As far as I know you always need to start up your midi keyboard before opening any program that uses it (Sibelius, Pro Tools, Reaper) or it won’t be recognized. Same for sound cards, and other midi controllers (mixing boards with motorized faders, etc.), Not sure that this is a bug.

It’s quite remarkable that Dorico will continue to work after disconnecting the sound card – most programs I know will freeze and then die if something happens with the sound card while it is running. You may have to force quit it, and if you are really out of luck, reboot after a blue screen of death (or the spinning ball of death for macs).

… in the mean time, the electricity problem needs to be investigated. I’ve never had a keyboard “drop out”, and I have a fridge :mrgreen: , and, recently a KeyStation 88 Pro; but all the other keyboards with which I’ve worked over the years, have stayed for the duration of the session.

Could it be a “weak” USB port on the computer, not sending consistent power to the keyboard? I’ve heard of people being advised to avoid specific USB ports on LapTops for that reason, but in other scenarios.
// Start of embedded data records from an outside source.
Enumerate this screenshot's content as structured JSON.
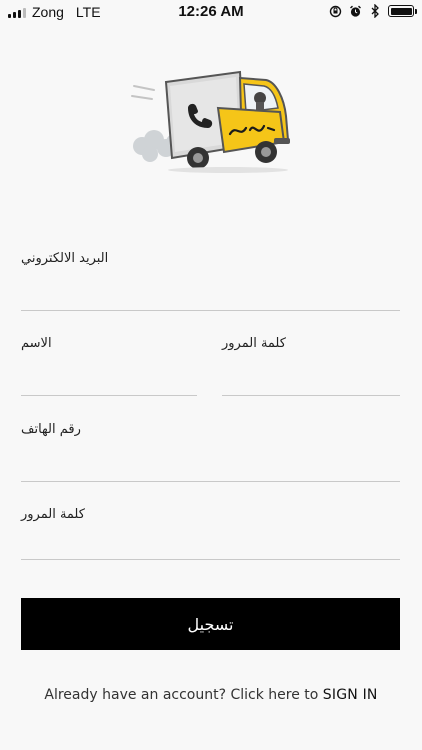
{
  "status_bar": {
    "carrier": "Zong",
    "network": "LTE",
    "time": "12:26 AM",
    "battery_level": 1.0
  },
  "logo": {
    "icon": "delivery-truck-icon",
    "truck_color": "#f5c518",
    "arabic_text": "الونقله"
  },
  "form": {
    "email": {
      "label": "البريد الالكتروني",
      "value": ""
    },
    "name": {
      "label": "الاسم",
      "value": ""
    },
    "password": {
      "label": "كلمة المرور",
      "value": ""
    },
    "phone": {
      "label": "رقم الهاتف",
      "value": ""
    },
    "confirm_password": {
      "label": "كلمة المرور",
      "value": ""
    }
  },
  "register_button": {
    "label": "تسجيل"
  },
  "signin": {
    "prompt": "Already have an account? Click here to",
    "link": "SIGN IN"
  }
}
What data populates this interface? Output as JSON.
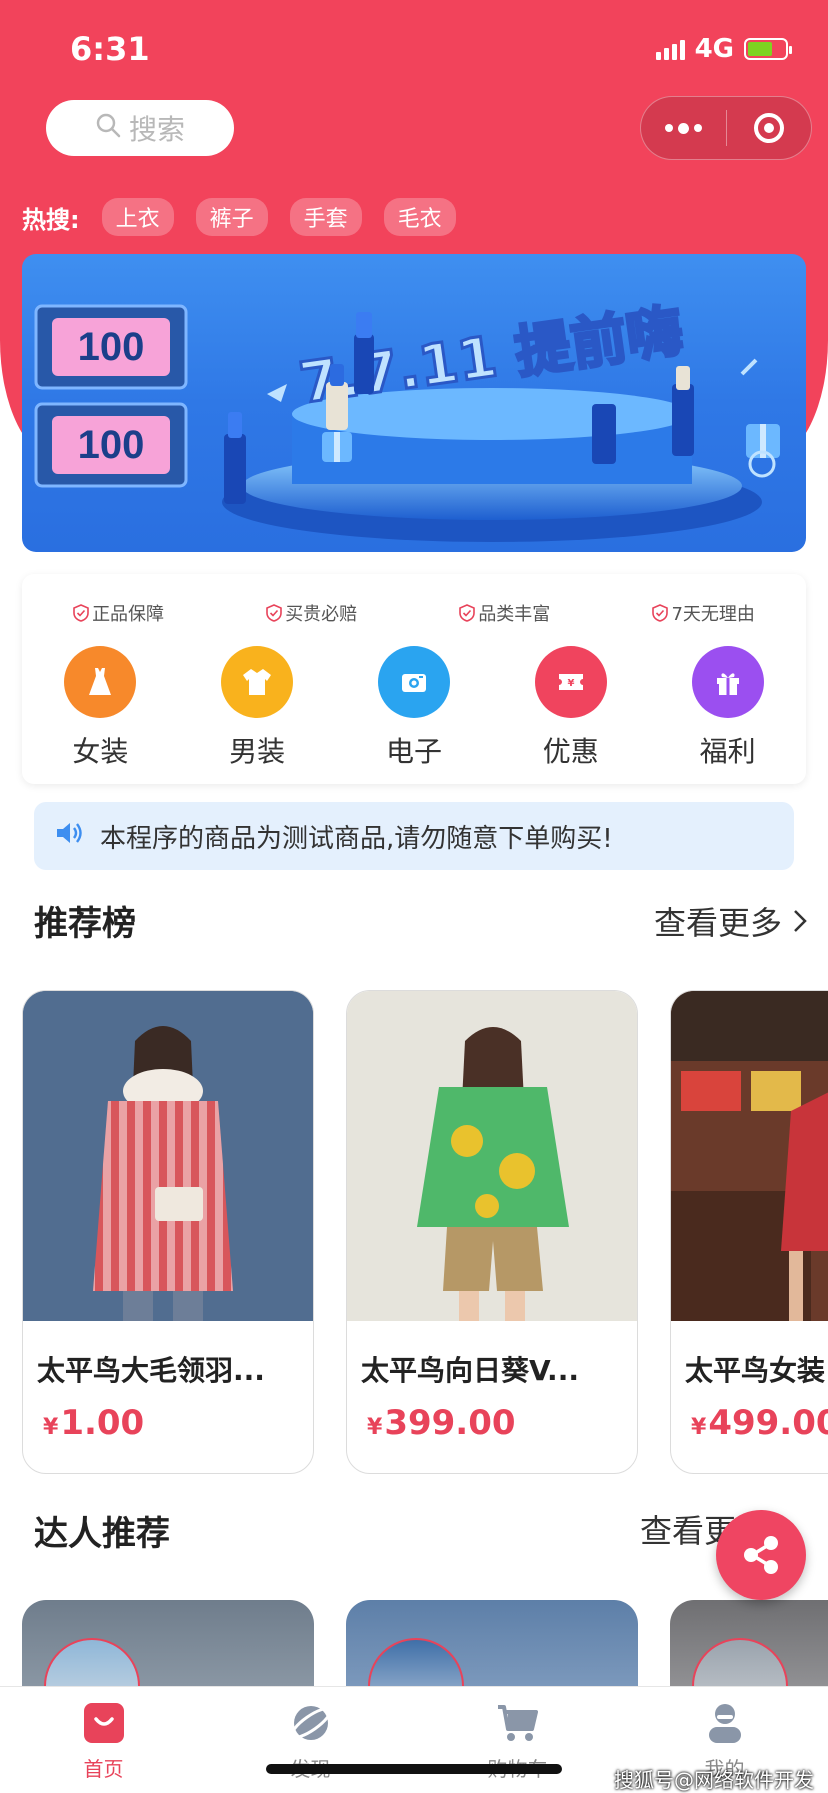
{
  "status_bar": {
    "time": "6:31",
    "network": "4G"
  },
  "search": {
    "placeholder": "搜索"
  },
  "hot_search": {
    "label": "热搜:",
    "tags": [
      "上衣",
      "裤子",
      "手套",
      "毛衣"
    ]
  },
  "banner": {
    "coupon_values": [
      "100",
      "100"
    ],
    "headline": "7.7.11 提前嗨"
  },
  "guarantees": [
    "正品保障",
    "买贵必赔",
    "品类丰富",
    "7天无理由"
  ],
  "categories": [
    {
      "label": "女装",
      "icon": "dress-icon",
      "color": "#f7892b"
    },
    {
      "label": "男装",
      "icon": "shirt-icon",
      "color": "#f9b21d"
    },
    {
      "label": "电子",
      "icon": "camera-icon",
      "color": "#2aa4f0"
    },
    {
      "label": "优惠",
      "icon": "ticket-icon",
      "color": "#f0445e"
    },
    {
      "label": "福利",
      "icon": "gift-icon",
      "color": "#9b4ff0"
    }
  ],
  "notice": {
    "text": "本程序的商品为测试商品,请勿随意下单购买!"
  },
  "recommend": {
    "title": "推荐榜",
    "more": "查看更多",
    "products": [
      {
        "name": "太平鸟大毛领羽...",
        "currency": "¥",
        "price": "1.00"
      },
      {
        "name": "太平鸟向日葵V...",
        "currency": "¥",
        "price": "399.00"
      },
      {
        "name": "太平鸟女装",
        "currency": "¥",
        "price": "499.00"
      }
    ]
  },
  "experts": {
    "title": "达人推荐",
    "more": "查看更多"
  },
  "tabbar": [
    {
      "label": "首页",
      "icon": "home-icon",
      "active": true
    },
    {
      "label": "发现",
      "icon": "planet-icon",
      "active": false
    },
    {
      "label": "购物车",
      "icon": "cart-icon",
      "active": false
    },
    {
      "label": "我的",
      "icon": "user-icon",
      "active": false
    }
  ],
  "watermark": "搜狐号@网络软件开发",
  "colors": {
    "brand": "#f2435b",
    "price": "#e8435a",
    "notice_bg": "#e4f0fd"
  }
}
We’ve encountered lots of problems where keyboards haven’t worked properly, or worked intermittently, and then once the user plugs them into a different USB port or hub then magically they start working again. So that’s worth trying.

If you want some possible ‘work arounds’ for a Mac:

Method 1 (More ideal, but not exactly cheap):
Invest in a power power conditioner unit. You should be able to find simple units for under $100 USD that level out AC voltage changes. If you want some backup power as well that is also an option but it might bump the price closer to $200 USD. If you look around at places that sell used/refurbished enterprise class equipment you might even find a nice UPS on the cheap somewhere.

Method 2:
Go ahead and create an IAC virtual MIDI port. Give it name you can remember such as ‘loopBack1’. You’ll need to do this before launching Dorico. Such a port can come in handy for many things (inter-app communication running on the same Mac), so if possible I’d just make it a permanent part of my OS Configuration.

Now if your MIDI Controller crashes in some way that the USB driver gets dropped launch something like Bome (not free) and direct it to take input from your reconnected MIDI Controller and send it to your virtual ‘loopBack’ port.

Since I don’t have a Mac to test with I can’t check it, but midiStroke might serve as a free alternative to Bome (if it can pass through all incoming MIDI events as well as any key-stroke translations you build).

It may also be possible to directly connect your MIDI Controller to your ‘loopBack’ port without a third party utility. Unfortunately my Mac knowledge is limited but this article might help: http://www.soundonsound.com/techniques/audio-midi-setup

Do realize that if you try the loopback port hack, that you should only enable the hack ‘IF and after’ your MIDI Controller crashes (its USB driver gets dropped and comes back, but is no longer recognized by Dorico), otherwise you might get ‘duplicate/ghost’ events coming into Dorico!